Mais Marc a abandonné ses études. Je continue de le voir à l’occasion. Ne pouvant être son professeur, je lui sers de «coach» dans la mesure de mes moyens. J’étais chez lui il y a 2 semaines pour lui remettre une lettre de recommandation pour une demande de bourse. Nous avons discuté de la grève et des frais de scolarité. Probablement que j’avais mon carré rouge sur moi. Il m’a avoué que sa décision d’interrompre ses études émanait de la trop grosse charge financière qui lui était demandée. Marc devait, à l’époque, payer les frais de scolarité albertains. Et qu’à près de 4 000 dollars par année, cela représentait un coût trop grand surtout en regard des possibilités d’emplois à la sortie de l’université. Aujourd’hui, maintenant qu’il habite au Québec, il pourrait revenir à l’université. Mais avec une famille, cela complique les choses. Et la hausse prévue va nous rapprocher dangereusement des frais demandés en Alberta.

Marc continue de faire de la bande dessinée. Ça ne prend pas obligatoirement un diplôme pour en faire. Mais j’ose espérer que la hausse des frais de scolarité ne nous fera pas perdre trop d’étudiants et d’étudiantes comme Marc qui désirent faire de la bande dessinée et suivre une formation universitaire de qualité.

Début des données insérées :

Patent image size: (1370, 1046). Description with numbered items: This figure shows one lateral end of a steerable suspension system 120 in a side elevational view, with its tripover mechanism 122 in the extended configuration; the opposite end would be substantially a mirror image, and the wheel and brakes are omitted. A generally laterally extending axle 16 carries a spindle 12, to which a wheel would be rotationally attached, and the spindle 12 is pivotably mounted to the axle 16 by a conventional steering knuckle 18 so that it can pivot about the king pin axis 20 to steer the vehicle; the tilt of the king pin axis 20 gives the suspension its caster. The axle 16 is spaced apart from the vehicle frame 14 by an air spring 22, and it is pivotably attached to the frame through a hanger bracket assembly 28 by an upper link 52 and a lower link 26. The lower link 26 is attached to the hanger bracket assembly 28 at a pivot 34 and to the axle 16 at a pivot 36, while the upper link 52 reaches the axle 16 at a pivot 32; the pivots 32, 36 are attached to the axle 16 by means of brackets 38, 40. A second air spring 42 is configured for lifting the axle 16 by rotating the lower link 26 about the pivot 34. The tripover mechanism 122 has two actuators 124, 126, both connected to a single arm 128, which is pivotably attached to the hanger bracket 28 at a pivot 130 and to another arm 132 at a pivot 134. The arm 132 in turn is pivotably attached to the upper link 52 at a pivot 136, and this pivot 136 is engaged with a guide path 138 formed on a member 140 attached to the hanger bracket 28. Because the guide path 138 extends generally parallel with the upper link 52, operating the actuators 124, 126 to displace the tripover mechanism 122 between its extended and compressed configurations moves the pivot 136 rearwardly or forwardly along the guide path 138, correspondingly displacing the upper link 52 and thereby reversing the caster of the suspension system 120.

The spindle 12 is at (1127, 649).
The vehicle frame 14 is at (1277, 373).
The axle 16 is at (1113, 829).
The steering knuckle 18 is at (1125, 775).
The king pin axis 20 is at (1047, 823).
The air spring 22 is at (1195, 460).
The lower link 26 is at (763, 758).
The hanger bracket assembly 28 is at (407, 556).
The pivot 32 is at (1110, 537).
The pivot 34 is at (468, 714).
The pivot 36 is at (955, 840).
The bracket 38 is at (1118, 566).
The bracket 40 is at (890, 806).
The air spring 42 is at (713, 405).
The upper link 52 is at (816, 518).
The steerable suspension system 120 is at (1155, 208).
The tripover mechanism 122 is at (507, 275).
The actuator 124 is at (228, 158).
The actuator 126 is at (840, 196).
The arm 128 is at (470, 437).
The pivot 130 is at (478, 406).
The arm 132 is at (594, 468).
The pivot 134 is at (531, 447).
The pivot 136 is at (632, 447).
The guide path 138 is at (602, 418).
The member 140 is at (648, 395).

Je continuerai à me battre parce que l’éducation c’est un droit et non un privilège. Je continuerai à me battre pour moi. Pour mes étudiants et étudiantes en bande dessinée. Pour tous les étudiants et étudiantes. 

1 commentaire:

  1. Je vous lis avec bonheur. Moi aussi, je mise sur notre jeunesse et ne souhaite rien moins qu'une gratuité totale de la maternelle à l'université. Ça ne sera pas pour tout de suite mais ça viendra. En 2012, les étudiants avec l'aide d'un gouvernement obtus auront mis la table pour des changements notables,qui viendront à leur heure. En attendant, leur solidarité m'impressionne, celle de beaucoup de profs aussi. Ajoutons à cela, les appuis citoyens et nous pouvons espérer pour l'avenir.
    Je veux pour mes petits-enfants ce que je n'ai pu avoir en mon temps faute de fric.